Году в 1980-м летел я в командировку в Северодвинск. Аэропорт Архангельска нас не принял из-за сильной метели, и наш лайнер вынужден был сесть в Сыктывкаре. Пассажиров завели в зал ожидания и велели слушать объявления. Я вышел в город и спросил у таксистов, далеко ли находится улица Интернациональная.

— Да вы на ней как раз и стоите, — ответили мне.
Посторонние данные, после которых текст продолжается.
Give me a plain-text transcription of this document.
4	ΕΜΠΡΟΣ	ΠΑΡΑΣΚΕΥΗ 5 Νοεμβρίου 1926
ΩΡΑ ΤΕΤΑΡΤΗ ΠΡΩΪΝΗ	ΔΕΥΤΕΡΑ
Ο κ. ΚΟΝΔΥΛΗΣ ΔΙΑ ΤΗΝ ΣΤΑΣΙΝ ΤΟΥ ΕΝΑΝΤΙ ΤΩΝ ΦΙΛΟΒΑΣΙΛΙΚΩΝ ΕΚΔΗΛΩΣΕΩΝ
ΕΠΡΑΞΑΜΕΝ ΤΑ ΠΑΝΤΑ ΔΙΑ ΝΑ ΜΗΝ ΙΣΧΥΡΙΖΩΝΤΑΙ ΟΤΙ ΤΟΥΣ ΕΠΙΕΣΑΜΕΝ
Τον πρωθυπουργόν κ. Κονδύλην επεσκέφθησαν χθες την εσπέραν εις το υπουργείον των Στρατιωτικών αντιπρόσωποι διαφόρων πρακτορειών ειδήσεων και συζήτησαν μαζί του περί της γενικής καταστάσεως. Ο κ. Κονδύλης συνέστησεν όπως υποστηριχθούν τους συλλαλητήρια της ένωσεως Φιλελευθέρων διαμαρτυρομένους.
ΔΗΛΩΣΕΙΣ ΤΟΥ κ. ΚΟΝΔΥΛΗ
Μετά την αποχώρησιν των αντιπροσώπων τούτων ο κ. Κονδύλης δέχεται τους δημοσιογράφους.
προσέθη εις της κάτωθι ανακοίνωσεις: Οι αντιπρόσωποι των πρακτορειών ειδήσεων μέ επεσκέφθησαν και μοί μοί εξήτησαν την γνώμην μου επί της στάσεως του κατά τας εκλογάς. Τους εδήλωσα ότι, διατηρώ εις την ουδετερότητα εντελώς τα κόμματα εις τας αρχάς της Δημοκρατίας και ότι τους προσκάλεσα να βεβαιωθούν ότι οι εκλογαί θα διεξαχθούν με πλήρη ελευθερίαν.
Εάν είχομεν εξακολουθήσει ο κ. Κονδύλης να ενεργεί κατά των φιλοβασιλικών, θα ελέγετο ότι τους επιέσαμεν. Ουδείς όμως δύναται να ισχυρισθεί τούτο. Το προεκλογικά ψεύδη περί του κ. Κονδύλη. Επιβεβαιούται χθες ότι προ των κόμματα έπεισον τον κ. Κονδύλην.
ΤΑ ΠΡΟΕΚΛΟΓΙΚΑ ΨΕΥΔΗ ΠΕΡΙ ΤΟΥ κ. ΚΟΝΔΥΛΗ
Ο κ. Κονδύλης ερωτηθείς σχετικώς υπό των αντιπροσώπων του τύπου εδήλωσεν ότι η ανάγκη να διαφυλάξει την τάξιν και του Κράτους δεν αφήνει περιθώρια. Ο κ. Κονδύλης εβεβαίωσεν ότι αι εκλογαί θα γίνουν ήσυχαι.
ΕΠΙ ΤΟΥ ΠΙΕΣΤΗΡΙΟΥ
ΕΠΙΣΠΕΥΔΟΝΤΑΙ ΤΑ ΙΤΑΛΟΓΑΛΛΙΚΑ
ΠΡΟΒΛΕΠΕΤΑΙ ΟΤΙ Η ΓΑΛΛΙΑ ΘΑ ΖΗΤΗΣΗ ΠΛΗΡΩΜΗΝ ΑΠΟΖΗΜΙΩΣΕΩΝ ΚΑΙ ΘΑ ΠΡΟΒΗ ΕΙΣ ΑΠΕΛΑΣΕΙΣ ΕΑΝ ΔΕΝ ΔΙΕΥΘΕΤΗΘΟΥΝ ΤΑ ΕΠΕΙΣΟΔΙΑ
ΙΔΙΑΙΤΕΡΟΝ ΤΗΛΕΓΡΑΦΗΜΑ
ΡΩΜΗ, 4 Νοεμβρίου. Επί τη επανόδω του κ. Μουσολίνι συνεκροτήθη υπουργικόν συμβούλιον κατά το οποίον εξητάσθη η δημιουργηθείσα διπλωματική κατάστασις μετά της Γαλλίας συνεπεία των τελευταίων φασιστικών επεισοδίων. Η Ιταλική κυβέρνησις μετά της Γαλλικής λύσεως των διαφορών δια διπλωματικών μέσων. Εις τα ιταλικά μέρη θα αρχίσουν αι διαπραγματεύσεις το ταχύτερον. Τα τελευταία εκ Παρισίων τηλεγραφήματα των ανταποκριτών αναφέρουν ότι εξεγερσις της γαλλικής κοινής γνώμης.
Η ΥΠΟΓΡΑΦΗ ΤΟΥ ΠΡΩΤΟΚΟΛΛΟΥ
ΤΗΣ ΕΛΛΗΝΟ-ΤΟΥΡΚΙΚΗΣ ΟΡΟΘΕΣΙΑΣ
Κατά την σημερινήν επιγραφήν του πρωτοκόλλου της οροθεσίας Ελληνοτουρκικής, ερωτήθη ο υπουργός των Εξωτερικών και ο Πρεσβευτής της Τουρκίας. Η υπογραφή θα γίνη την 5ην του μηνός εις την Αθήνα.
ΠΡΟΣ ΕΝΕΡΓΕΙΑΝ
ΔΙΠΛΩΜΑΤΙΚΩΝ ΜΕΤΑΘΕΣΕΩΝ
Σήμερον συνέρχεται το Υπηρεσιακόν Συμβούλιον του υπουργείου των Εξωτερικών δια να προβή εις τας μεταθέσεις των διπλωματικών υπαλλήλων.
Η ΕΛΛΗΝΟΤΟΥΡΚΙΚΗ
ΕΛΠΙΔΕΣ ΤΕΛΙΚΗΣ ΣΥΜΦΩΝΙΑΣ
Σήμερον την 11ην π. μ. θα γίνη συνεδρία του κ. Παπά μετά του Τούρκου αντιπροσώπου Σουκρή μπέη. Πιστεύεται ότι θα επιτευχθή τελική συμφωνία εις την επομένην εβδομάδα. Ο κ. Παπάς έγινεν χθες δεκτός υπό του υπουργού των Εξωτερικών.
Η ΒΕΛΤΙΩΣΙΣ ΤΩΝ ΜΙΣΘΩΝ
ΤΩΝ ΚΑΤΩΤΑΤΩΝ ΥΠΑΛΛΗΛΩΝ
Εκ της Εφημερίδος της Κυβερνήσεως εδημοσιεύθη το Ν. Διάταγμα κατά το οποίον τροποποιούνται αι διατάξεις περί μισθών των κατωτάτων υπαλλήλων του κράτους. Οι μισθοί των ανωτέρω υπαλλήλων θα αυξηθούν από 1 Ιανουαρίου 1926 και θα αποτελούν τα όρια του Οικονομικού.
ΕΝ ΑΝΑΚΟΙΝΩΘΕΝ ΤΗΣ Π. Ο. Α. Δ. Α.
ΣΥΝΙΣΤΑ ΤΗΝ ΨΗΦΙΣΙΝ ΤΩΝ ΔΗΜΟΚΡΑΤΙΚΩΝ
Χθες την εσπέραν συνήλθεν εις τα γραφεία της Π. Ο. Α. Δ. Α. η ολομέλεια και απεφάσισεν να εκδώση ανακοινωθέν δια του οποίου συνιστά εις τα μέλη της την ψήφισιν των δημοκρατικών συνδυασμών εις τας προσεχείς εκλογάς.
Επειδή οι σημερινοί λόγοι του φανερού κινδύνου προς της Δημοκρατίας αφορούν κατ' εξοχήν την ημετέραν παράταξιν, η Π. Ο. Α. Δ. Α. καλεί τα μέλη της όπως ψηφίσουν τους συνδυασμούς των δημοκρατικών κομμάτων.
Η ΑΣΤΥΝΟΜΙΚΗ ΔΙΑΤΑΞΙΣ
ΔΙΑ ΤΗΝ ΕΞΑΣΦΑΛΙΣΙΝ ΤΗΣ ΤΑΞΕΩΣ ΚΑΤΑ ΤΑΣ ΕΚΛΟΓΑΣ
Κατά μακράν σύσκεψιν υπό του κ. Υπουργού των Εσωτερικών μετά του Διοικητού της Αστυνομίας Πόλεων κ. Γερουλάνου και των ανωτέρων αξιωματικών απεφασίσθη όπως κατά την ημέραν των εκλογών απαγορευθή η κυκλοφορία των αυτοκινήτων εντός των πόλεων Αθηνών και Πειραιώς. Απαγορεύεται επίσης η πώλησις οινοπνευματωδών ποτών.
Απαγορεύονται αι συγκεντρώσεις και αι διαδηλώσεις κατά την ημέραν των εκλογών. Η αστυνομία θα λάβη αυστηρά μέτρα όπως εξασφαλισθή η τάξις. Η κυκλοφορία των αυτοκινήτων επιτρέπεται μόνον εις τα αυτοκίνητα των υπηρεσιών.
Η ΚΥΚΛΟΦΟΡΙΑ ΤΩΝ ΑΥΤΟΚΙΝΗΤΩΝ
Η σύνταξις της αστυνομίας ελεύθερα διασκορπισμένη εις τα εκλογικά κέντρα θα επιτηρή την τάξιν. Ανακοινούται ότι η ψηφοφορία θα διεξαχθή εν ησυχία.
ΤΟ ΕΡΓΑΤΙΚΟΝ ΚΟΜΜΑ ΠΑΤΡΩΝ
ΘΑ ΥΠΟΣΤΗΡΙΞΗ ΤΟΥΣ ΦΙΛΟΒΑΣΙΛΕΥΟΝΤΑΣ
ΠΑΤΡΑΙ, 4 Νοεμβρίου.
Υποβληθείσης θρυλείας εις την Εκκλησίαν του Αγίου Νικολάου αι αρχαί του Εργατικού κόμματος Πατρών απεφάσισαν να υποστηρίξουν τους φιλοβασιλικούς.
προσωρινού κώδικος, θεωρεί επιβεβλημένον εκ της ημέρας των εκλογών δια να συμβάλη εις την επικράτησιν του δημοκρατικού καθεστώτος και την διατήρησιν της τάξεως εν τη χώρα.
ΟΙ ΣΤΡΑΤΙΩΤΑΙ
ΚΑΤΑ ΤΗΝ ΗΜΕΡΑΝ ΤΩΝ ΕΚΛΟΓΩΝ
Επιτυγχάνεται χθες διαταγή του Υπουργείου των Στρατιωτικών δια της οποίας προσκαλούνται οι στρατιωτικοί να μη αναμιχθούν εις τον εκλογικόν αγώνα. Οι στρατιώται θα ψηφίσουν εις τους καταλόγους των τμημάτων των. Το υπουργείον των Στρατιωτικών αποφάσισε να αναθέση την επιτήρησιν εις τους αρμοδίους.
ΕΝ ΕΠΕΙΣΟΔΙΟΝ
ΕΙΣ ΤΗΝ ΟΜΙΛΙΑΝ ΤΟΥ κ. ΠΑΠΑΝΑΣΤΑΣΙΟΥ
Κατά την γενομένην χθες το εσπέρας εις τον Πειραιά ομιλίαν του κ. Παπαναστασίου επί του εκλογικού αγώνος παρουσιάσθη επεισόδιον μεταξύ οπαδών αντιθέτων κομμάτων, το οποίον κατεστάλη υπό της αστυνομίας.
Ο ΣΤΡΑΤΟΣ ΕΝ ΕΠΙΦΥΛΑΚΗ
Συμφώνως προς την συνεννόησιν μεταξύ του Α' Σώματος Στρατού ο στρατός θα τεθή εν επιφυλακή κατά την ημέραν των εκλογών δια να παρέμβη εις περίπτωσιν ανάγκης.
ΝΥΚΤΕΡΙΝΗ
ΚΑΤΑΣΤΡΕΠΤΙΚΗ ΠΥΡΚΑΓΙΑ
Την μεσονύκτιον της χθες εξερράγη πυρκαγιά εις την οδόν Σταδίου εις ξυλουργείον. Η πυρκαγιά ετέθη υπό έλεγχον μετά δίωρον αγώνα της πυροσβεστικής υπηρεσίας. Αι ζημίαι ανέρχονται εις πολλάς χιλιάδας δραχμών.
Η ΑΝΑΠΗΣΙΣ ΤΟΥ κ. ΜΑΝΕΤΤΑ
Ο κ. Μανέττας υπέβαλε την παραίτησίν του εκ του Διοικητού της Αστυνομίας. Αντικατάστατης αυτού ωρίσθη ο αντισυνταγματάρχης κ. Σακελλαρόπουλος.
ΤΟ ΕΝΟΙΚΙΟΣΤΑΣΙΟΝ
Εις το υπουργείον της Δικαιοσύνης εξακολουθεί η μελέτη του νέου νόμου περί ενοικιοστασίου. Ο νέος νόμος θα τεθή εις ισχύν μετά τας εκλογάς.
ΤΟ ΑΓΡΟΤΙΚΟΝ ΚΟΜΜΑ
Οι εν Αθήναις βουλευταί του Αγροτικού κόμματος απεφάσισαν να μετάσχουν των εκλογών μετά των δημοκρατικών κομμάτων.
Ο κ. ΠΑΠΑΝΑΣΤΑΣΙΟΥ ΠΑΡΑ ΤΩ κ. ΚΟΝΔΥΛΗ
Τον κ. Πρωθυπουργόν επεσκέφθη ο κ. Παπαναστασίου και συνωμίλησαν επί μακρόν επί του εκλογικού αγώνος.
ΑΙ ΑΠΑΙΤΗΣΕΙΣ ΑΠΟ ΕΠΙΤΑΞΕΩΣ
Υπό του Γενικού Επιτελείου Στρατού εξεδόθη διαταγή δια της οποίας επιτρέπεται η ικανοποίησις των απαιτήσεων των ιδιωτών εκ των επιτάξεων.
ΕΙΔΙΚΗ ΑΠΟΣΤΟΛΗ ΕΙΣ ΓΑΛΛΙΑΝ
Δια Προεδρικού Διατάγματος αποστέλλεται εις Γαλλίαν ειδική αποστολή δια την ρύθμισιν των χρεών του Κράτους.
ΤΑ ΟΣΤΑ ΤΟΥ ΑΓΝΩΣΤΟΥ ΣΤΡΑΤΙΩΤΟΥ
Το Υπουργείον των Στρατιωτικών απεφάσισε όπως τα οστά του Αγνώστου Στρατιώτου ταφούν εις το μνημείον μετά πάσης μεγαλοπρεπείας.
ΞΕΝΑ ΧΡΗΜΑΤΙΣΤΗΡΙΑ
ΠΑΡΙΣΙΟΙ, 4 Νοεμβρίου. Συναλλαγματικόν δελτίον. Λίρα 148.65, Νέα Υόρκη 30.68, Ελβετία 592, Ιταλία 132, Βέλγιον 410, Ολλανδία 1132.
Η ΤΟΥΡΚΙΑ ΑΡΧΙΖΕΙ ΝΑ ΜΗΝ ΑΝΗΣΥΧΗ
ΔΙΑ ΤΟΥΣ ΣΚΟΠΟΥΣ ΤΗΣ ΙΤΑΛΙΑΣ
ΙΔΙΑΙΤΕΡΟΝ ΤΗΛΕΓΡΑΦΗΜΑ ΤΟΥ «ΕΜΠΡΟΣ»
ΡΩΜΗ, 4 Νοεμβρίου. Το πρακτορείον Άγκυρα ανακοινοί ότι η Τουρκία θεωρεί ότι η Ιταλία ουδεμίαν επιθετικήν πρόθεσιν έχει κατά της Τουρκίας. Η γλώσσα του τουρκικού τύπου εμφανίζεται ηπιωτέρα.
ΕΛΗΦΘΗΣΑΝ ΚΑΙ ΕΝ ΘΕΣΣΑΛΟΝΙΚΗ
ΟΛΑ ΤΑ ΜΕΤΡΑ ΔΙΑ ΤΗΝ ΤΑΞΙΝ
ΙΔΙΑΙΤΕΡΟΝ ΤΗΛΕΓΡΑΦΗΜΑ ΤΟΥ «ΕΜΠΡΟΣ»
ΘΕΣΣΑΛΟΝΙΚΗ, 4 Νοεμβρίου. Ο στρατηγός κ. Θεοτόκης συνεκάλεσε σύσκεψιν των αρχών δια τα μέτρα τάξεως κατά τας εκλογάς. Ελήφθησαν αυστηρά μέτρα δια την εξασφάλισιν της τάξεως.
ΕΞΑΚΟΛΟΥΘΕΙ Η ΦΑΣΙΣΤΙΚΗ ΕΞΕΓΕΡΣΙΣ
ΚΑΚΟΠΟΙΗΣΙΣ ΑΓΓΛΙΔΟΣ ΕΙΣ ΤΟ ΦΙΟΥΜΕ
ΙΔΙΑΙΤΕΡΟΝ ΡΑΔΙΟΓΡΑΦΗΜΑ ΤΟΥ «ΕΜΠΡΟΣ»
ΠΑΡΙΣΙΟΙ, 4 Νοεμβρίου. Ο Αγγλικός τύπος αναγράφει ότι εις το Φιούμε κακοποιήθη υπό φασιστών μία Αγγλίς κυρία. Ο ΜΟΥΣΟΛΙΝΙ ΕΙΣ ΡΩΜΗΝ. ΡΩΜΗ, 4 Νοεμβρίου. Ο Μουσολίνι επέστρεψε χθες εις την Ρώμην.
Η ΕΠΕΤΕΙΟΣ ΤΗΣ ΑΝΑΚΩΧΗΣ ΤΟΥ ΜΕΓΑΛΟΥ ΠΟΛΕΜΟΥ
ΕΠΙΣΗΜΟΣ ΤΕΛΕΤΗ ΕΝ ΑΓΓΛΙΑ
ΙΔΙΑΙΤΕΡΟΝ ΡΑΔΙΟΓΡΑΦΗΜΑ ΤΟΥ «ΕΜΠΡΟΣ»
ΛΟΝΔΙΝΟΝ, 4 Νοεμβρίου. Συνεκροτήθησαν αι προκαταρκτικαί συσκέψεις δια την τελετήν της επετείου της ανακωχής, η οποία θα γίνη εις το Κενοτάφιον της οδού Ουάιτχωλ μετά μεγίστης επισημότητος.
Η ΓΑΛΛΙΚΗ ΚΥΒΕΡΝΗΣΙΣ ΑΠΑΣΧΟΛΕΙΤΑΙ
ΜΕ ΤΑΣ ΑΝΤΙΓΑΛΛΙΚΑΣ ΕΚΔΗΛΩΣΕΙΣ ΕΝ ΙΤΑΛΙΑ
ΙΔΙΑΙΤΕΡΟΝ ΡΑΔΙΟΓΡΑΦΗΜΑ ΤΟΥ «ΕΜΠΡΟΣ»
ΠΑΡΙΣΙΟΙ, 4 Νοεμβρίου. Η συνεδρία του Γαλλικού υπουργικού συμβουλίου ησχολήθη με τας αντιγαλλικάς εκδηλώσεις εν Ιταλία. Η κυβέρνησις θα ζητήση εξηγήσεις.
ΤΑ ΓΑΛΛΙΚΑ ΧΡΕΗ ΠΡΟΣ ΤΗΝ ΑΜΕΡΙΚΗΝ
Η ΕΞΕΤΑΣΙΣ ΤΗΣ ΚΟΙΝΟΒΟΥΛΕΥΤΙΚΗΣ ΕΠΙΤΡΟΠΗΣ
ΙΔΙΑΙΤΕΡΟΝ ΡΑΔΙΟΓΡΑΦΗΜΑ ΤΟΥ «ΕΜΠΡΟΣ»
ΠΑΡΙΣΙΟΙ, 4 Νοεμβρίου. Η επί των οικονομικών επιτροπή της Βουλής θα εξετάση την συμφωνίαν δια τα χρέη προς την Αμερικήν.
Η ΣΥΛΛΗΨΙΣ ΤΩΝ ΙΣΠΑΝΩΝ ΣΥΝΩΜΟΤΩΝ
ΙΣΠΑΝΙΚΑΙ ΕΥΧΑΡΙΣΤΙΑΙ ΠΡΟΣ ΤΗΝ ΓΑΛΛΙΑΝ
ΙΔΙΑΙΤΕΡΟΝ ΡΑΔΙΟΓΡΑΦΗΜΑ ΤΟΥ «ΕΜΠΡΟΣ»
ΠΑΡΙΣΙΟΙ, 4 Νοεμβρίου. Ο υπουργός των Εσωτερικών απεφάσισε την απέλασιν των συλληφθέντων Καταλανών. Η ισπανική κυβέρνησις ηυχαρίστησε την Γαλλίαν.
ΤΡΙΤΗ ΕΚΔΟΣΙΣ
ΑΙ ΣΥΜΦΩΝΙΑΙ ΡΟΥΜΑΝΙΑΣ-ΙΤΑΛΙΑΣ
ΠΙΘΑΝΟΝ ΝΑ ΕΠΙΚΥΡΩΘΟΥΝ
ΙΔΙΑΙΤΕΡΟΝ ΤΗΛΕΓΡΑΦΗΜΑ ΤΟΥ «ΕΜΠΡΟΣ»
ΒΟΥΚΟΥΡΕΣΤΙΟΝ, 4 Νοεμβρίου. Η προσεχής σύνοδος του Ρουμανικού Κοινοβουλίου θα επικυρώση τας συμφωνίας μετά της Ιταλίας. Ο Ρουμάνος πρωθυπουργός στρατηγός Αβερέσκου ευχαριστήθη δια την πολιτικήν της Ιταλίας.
Был по северному чёрный морозный вечер, его рвали в лоскутья лучи фар и прожекторов. Ревели двигатели самолётов, кричали репродукторы, клочья пара поднимались от людей и моторов, насколько хватало глаз, всё двигалось, работало, шумело. И понял я, что это огромное аэродромное хозяйство навсегда поглотило и улицу моего детства, и детский сад, и тюрьму… Боясь отстать от самолёта, я ещё несколько часов толкался в аэропорту. Это был современный индустриальный мир, ни чем не похожий на солнечный тыловой провинциальный Сыктывкар моего далёкого детства.

На Интернациональной улице в нашей с сестрой компании появился Лёнька. Был он на год или два старше моей сестры Гали и приходился внуком хозяевам дома, где мы заняли каморку под лестницей. Мать у Лёньки умерла рано, а отец, дядя Толя, художник, вернулся с фронта с прострелянной кистью правой руки. По этой причине он не писал картин, а малевал левой рукой на клеёнке лебедей и продавал их на рынке. Дядя Толя был по совместительству ещё и запойным алкоголиком. И буйным во хмелю, помню, как его, бьющегося на полу, всем миром связывали полотенцами.

Лёнька же оказался на редкость активным пацаном. У него была книга Перельмана «Занимательная физика», и он постоянно пытался проделать описанные в ней опыты. Кроме того, он учился играть на виолончели. И таскал нас с Галей по своим любимым местам в Сыктывкаре. То мы лезем на парашютную вышку, на лестнице и площадках которой почти все доски выломаны, то ползём по ржавому железнодорожному мосту, где досок никогда и не было, то переправляемся на большой лодке на другой берег Вычегды, где я не запомнил ничего, кроме валявшегося в песке белого зубастого черепа какого-то крупного животного. Запомнилась такая сценка: мы сидим на высоком берегу Вычегды, по реке буксир тянет баржу, а на барже полыхает пожар. Какой-то человечек ползёт по канату с баржи на буксир. Было очень смешно, хотя вполне возможно, что этого человечка потом судили. И даже расстреляли. Или отправили на фронт. В штрафбат.